I'm trying to wire up a couple of small computer fans to help cool my motorhome 'fridge.
The switch I am hoping to use has a blue LED light incorporated in it which I understand has to be wired in the correct polarity, my problem is so do the fans!!
If I wire the switch so that the fans come on the light doesn't and vice versa.
The switch has three terminals marked earth, A and +ive.
I think I've tried every permutation (including blowing a couple of fuses)

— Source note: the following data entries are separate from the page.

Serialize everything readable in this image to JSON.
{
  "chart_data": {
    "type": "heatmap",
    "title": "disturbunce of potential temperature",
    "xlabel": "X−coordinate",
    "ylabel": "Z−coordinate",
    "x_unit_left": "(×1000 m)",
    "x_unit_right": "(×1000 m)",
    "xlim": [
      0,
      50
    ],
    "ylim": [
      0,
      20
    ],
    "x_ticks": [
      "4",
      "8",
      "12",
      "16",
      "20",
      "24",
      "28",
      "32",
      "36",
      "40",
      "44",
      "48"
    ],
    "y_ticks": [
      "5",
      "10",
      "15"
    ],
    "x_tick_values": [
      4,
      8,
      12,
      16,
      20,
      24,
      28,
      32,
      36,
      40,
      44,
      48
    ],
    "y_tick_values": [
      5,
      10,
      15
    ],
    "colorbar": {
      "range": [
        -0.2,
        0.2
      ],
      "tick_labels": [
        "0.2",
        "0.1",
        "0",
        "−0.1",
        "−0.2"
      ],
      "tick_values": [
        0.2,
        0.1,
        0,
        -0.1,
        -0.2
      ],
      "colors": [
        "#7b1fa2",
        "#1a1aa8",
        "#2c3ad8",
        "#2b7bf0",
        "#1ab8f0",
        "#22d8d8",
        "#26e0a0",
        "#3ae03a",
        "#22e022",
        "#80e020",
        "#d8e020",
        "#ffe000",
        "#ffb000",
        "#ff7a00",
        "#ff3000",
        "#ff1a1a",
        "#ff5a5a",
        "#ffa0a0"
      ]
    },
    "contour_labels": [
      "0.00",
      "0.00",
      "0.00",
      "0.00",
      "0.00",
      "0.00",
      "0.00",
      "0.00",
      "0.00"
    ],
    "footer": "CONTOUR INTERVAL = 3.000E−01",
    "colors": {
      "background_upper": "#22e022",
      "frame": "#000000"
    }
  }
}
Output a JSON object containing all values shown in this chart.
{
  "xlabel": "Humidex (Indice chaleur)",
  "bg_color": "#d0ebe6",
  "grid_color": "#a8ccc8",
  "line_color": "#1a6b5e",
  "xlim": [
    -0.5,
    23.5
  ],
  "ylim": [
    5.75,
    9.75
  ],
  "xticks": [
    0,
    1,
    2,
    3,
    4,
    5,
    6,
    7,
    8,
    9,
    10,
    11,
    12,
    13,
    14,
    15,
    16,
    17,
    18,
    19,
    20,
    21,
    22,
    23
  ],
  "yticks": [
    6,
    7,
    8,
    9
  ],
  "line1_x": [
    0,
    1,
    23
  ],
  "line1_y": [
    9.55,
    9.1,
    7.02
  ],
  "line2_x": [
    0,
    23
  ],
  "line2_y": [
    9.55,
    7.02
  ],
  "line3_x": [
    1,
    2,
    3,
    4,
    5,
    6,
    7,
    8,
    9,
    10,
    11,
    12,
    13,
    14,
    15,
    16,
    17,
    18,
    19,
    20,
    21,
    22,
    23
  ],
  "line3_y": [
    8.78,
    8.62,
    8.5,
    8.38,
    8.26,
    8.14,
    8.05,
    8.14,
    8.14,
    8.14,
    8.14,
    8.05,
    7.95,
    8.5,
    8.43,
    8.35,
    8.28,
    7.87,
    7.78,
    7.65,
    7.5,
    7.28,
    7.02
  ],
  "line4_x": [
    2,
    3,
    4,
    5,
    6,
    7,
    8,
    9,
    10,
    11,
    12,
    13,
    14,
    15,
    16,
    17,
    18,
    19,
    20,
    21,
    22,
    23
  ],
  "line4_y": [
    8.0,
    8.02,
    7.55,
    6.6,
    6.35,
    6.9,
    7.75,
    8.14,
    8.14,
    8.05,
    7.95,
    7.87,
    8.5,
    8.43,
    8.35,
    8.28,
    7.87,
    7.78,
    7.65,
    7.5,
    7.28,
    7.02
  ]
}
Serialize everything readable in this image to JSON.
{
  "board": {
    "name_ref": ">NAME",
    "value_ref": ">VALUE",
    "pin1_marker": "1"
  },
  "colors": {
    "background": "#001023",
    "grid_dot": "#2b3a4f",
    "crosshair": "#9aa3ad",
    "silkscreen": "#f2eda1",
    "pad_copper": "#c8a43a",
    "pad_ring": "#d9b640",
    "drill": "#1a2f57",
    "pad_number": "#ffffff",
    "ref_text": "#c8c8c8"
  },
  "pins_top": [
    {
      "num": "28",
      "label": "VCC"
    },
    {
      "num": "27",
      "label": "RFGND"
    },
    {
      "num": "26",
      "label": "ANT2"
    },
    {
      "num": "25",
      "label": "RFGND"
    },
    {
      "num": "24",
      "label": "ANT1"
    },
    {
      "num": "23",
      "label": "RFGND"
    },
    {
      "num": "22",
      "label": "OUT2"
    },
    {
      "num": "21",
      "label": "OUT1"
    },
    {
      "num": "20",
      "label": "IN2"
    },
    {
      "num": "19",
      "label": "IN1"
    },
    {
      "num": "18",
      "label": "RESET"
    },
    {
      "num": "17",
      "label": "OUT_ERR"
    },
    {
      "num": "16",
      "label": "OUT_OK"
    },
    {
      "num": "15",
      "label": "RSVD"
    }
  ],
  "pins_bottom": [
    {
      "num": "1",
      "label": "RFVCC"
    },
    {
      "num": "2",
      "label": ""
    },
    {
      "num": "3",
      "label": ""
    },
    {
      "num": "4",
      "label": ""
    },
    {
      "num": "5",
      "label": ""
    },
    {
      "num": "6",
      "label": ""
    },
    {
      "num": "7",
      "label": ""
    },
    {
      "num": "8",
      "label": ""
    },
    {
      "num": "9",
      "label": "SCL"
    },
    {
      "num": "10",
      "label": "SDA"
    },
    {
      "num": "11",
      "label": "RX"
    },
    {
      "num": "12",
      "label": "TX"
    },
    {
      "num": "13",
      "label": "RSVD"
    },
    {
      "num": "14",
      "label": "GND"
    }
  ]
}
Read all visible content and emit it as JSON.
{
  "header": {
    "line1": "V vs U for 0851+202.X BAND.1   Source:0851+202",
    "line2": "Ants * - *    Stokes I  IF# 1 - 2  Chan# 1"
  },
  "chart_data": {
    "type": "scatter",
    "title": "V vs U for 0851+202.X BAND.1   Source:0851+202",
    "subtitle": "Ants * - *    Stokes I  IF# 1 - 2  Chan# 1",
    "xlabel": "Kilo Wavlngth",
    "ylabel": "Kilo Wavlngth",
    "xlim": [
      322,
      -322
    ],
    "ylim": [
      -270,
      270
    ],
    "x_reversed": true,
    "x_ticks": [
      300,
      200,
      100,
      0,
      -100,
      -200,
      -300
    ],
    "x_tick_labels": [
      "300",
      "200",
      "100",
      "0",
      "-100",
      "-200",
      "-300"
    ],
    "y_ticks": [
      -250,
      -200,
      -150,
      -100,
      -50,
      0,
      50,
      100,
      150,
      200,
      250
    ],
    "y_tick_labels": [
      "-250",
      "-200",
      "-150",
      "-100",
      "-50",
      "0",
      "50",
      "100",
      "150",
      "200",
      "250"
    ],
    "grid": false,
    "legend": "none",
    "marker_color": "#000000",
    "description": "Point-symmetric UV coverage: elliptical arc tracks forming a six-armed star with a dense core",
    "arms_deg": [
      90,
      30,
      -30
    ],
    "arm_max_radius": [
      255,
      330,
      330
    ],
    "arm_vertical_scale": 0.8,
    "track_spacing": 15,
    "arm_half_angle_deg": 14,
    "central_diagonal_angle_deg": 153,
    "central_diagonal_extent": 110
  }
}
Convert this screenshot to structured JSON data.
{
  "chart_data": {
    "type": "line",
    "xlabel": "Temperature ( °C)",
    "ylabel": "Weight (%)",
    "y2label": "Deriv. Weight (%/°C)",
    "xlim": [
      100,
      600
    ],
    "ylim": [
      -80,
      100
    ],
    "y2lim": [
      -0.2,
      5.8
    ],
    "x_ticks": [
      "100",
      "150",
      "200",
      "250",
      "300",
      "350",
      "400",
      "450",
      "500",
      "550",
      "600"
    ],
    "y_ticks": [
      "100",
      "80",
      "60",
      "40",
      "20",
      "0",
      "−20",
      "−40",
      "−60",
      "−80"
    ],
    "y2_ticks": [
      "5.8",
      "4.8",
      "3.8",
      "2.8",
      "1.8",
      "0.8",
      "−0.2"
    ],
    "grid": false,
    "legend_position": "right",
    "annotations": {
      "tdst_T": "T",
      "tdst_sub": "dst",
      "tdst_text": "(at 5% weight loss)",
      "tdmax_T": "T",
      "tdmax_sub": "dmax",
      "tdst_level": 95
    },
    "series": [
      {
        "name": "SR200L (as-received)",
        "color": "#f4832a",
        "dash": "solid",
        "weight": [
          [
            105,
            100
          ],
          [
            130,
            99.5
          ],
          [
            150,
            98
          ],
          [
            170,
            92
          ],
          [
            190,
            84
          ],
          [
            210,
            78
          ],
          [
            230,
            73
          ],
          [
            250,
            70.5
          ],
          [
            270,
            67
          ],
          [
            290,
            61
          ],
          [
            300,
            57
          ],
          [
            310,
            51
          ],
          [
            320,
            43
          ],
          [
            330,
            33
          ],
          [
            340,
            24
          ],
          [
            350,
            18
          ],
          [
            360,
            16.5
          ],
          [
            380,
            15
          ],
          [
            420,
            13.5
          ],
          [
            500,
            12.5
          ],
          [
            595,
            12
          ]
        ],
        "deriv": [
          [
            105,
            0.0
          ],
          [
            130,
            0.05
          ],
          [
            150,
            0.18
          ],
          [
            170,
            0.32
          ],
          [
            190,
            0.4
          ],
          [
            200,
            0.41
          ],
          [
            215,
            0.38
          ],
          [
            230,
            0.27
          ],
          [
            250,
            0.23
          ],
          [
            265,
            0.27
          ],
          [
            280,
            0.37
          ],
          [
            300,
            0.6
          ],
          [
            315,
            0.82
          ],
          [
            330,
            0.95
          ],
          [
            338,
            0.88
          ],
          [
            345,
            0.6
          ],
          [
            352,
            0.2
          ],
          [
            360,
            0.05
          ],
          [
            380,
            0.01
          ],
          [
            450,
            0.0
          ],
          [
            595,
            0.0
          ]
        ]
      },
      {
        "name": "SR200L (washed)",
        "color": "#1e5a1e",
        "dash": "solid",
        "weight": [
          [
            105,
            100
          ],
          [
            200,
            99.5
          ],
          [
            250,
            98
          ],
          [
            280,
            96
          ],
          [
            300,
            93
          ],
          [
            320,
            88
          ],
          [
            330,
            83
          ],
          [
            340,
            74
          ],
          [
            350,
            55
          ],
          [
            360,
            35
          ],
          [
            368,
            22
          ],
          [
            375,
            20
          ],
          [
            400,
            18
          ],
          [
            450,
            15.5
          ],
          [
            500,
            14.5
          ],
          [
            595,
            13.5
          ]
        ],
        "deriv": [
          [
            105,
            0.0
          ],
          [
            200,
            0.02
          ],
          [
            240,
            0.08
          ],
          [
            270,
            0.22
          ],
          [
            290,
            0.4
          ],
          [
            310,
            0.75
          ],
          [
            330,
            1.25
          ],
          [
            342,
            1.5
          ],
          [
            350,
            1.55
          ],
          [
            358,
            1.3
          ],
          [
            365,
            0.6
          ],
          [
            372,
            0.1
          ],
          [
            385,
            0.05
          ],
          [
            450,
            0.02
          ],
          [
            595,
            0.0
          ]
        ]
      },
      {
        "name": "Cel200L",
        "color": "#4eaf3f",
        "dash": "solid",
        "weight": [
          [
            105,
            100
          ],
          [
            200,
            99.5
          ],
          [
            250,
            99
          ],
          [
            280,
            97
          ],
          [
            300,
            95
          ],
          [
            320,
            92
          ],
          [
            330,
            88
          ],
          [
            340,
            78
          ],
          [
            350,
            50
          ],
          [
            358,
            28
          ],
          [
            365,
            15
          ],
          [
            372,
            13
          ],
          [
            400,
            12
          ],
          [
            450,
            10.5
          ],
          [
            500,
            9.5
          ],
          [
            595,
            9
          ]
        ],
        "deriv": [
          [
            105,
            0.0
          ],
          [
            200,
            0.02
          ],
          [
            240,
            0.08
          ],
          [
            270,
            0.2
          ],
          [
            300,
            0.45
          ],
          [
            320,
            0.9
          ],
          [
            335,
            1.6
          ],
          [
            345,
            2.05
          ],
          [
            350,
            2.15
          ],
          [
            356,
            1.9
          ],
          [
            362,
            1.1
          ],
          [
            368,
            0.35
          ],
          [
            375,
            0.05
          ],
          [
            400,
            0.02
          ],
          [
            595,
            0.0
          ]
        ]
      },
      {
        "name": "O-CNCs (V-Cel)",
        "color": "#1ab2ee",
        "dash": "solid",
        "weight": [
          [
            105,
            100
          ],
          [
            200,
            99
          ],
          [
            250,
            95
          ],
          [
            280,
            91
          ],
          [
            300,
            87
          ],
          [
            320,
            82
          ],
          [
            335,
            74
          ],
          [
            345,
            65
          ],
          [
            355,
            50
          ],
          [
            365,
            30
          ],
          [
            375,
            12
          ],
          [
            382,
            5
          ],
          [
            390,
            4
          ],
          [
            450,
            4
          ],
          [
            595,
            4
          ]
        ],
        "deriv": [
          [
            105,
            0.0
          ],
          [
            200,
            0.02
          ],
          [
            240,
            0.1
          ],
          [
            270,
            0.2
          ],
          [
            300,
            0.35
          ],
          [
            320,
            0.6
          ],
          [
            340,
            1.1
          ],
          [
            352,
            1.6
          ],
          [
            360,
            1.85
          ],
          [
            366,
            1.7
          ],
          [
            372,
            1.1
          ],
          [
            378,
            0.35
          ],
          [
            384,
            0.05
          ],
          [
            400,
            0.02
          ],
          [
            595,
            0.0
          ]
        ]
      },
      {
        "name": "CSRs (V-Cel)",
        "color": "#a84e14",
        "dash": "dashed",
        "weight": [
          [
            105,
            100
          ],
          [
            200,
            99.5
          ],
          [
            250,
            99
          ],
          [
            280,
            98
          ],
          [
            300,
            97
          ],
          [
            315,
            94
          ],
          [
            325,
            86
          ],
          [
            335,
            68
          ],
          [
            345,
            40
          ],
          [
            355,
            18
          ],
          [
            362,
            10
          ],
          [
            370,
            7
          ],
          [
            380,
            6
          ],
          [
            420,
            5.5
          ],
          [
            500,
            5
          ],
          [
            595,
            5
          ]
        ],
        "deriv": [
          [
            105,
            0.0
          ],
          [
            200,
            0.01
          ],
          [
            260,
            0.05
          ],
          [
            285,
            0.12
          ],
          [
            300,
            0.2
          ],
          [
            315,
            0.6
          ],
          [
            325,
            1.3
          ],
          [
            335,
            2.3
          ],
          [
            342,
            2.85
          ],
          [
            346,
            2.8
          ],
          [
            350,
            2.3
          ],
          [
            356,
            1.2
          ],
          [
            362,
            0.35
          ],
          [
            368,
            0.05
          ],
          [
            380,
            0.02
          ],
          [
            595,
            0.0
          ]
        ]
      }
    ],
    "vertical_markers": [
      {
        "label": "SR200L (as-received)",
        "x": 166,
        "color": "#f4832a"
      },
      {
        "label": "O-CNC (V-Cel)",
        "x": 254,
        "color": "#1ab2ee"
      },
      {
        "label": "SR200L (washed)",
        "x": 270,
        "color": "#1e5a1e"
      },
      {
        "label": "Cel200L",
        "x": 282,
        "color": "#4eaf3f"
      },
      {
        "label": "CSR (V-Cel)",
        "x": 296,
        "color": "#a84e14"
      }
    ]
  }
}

If anyone out there can help with this it would be much appreciated.

Rgds Mel.


----------



## Techno100 (May 8, 2010)

The fans will just run backwards if polarity is reversed

I imagine +ve is the feed A perhaps for Accessory? "load" and earth -ve

My fans, Ive since removed the centre one or it would take off :lol:


----------



## radar100 (Sep 8, 2010)

Hi Mel, based on your description of the terminals I would say that +ve would be the 12v supply, A would be the switched output to the fan positive, and earth would be just that, the 12v negative and that the fan negative could also be connecte via this.

Hope this helps

Radar


----------



## Techno100 (May 8, 2010)

:lol:


----------



## sideways (Jun 2, 2008)

Your live feed will go to the positive on the switch , A will go to the positive on the fans the negatives of the fans go to earth and the the earth on the switch goes to Earth, if you get the fan polarity wrong they will suck instead of blowing, The switch will need to be earthed for the light to work although the fans will work without the switch being earthed,


----------



## Techno100 (May 8, 2010)

Yes what he said :lol:


----------



## jonse (Nov 2, 2008)

*Fans*

Didn't think it got that hot in UK to need them Ha Ha :lol:


----------



## Baron1 (Mar 9, 2011)

I have tried reversing the polarity to the fans and they don't run, this is, I think, the problem.
Mel.


----------



## Techno100 (May 8, 2010)

I think you have your wires crossed on the A and the +ve.
The LED should only come on when the fans run.
Were you careful to get 12 volt fans? some PC fans are 5volts


----------